Houston Methodist adds:
"Our employees have the choice to stay or leave—we are not forcing anyone to get a vaccine. But over everything, we must put patients first. It is our obligation as health care workers to do no harm to our patients, who are among the most vulnerable in our community."
Generally, employers are able to require employees to get vaccinated. Clayton Craighead, an employment attorney in Houston, says there are the two exemption that both deal with accomodations.
"One of them is an accomodation under the American with Disabilities Act and the second exception is an accomodation on a religious basis.

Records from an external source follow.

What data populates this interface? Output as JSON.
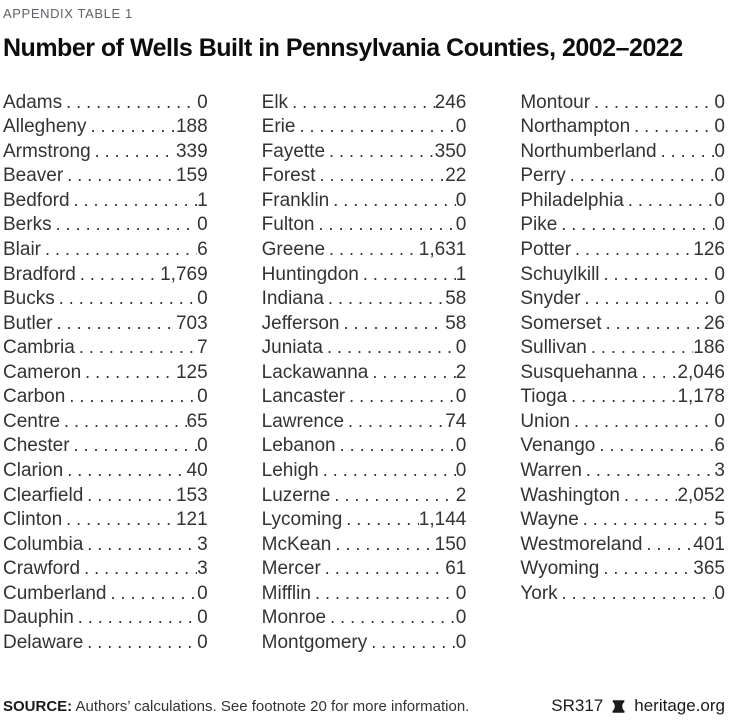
{
  "header": {
    "eyebrow": "APPENDIX TABLE 1",
    "title": "Number of Wells Built in Pennsylvania Counties, 2002–2022"
  },
  "table": {
    "columns": [
      {
        "rows": [
          {
            "county": "Adams",
            "value": "0"
          },
          {
            "county": "Allegheny",
            "value": "188"
          },
          {
            "county": "Armstrong",
            "value": "339"
          },
          {
            "county": "Beaver",
            "value": "159"
          },
          {
            "county": "Bedford",
            "value": "1"
          },
          {
            "county": "Berks",
            "value": "0"
          },
          {
            "county": "Blair",
            "value": "6"
          },
          {
            "county": "Bradford",
            "value": "1,769"
          },
          {
            "county": "Bucks",
            "value": "0"
          },
          {
            "county": "Butler",
            "value": "703"
          },
          {
            "county": "Cambria",
            "value": "7"
          },
          {
            "county": "Cameron",
            "value": "125"
          },
          {
            "county": "Carbon",
            "value": "0"
          },
          {
            "county": "Centre",
            "value": "65"
          },
          {
            "county": "Chester",
            "value": "0"
          },
          {
            "county": "Clarion",
            "value": "40"
          },
          {
            "county": "Clearfield",
            "value": "153"
          },
          {
            "county": "Clinton",
            "value": "121"
          },
          {
            "county": "Columbia",
            "value": "3"
          },
          {
            "county": "Crawford",
            "value": "3"
          },
          {
            "county": "Cumberland",
            "value": "0"
          },
          {
            "county": "Dauphin",
            "value": "0"
          },
          {
            "county": "Delaware",
            "value": "0"
          }
        ]
      },
      {
        "rows": [
          {
            "county": "Elk",
            "value": "246"
          },
          {
            "county": "Erie",
            "value": "0"
          },
          {
            "county": "Fayette",
            "value": "350"
          },
          {
            "county": "Forest",
            "value": "22"
          },
          {
            "county": "Franklin",
            "value": "0"
          },
          {
            "county": "Fulton",
            "value": "0"
          },
          {
            "county": "Greene",
            "value": "1,631"
          },
          {
            "county": "Huntingdon",
            "value": "1"
          },
          {
            "county": "Indiana",
            "value": "58"
          },
          {
            "county": "Jefferson",
            "value": "58"
          },
          {
            "county": "Juniata",
            "value": "0"
          },
          {
            "county": "Lackawanna",
            "value": "2"
          },
          {
            "county": "Lancaster",
            "value": "0"
          },
          {
            "county": "Lawrence",
            "value": "74"
          },
          {
            "county": "Lebanon",
            "value": "0"
          },
          {
            "county": "Lehigh",
            "value": "0"
          },
          {
            "county": "Luzerne",
            "value": "2"
          },
          {
            "county": "Lycoming",
            "value": "1,144"
          },
          {
            "county": "McKean",
            "value": "150"
          },
          {
            "county": "Mercer",
            "value": "61"
          },
          {
            "county": "Mifflin",
            "value": "0"
          },
          {
            "county": "Monroe",
            "value": "0"
          },
          {
            "county": "Montgomery",
            "value": "0"
          }
        ]
      },
      {
        "rows": [
          {
            "county": "Montour",
            "value": "0"
          },
          {
            "county": "Northampton",
            "value": "0"
          },
          {
            "county": "Northumberland",
            "value": "0"
          },
          {
            "county": "Perry",
            "value": "0"
          },
          {
            "county": "Philadelphia",
            "value": "0"
          },
          {
            "county": "Pike",
            "value": "0"
          },
          {
            "county": "Potter",
            "value": "126"
          },
          {
            "county": "Schuylkill",
            "value": "0"
          },
          {
            "county": "Snyder",
            "value": "0"
          },
          {
            "county": "Somerset",
            "value": "26"
          },
          {
            "county": "Sullivan",
            "value": "186"
          },
          {
            "county": "Susquehanna",
            "value": "2,046"
          },
          {
            "county": "Tioga",
            "value": "1,178"
          },
          {
            "county": "Union",
            "value": "0"
          },
          {
            "county": "Venango",
            "value": "6"
          },
          {
            "county": "Warren",
            "value": "3"
          },
          {
            "county": "Washington",
            "value": "2,052"
          },
          {
            "county": "Wayne",
            "value": "5"
          },
          {
            "county": "Westmoreland",
            "value": "401"
          },
          {
            "county": "Wyoming",
            "value": "365"
          },
          {
            "county": "York",
            "value": "0"
          }
        ]
      }
    ]
  },
  "footer": {
    "source_label": "SOURCE:",
    "source_text": " Authors’ calculations. See footnote 20 for more information.",
    "report_id": "SR317",
    "brand_icon": "liberty-bell-icon",
    "brand": "heritage.org"
  },
  "colors": {
    "title": "#0D0D0D",
    "eyebrow": "#5F6368",
    "body": "#333333"
  }
}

In order to establish an entitlement under the ADA, the employee would have to provide some sort of documentation from a doctor explaining why he or she, could not or should not receive the vaccination due to some medical condition or disability," Craighead explained.
He adds the employer is going to be required to provide the accomodation unless the employer can demonstrate doing so would create an undue burden on the organization.
"For example in the health industry, it probably would be very difficult to allow employees to not be vaccinated," he noted.
The second accomodation requires employees to demonstrate they have sincerely held religious belief that prohibits them from getting the vaccine.
"An employer, in order to avoid providing that accommodation of religion, has to also demonstrate undue burden but the standard is actually lower for religious accomodation than it is under the American with Disabilities Act," Craighead added.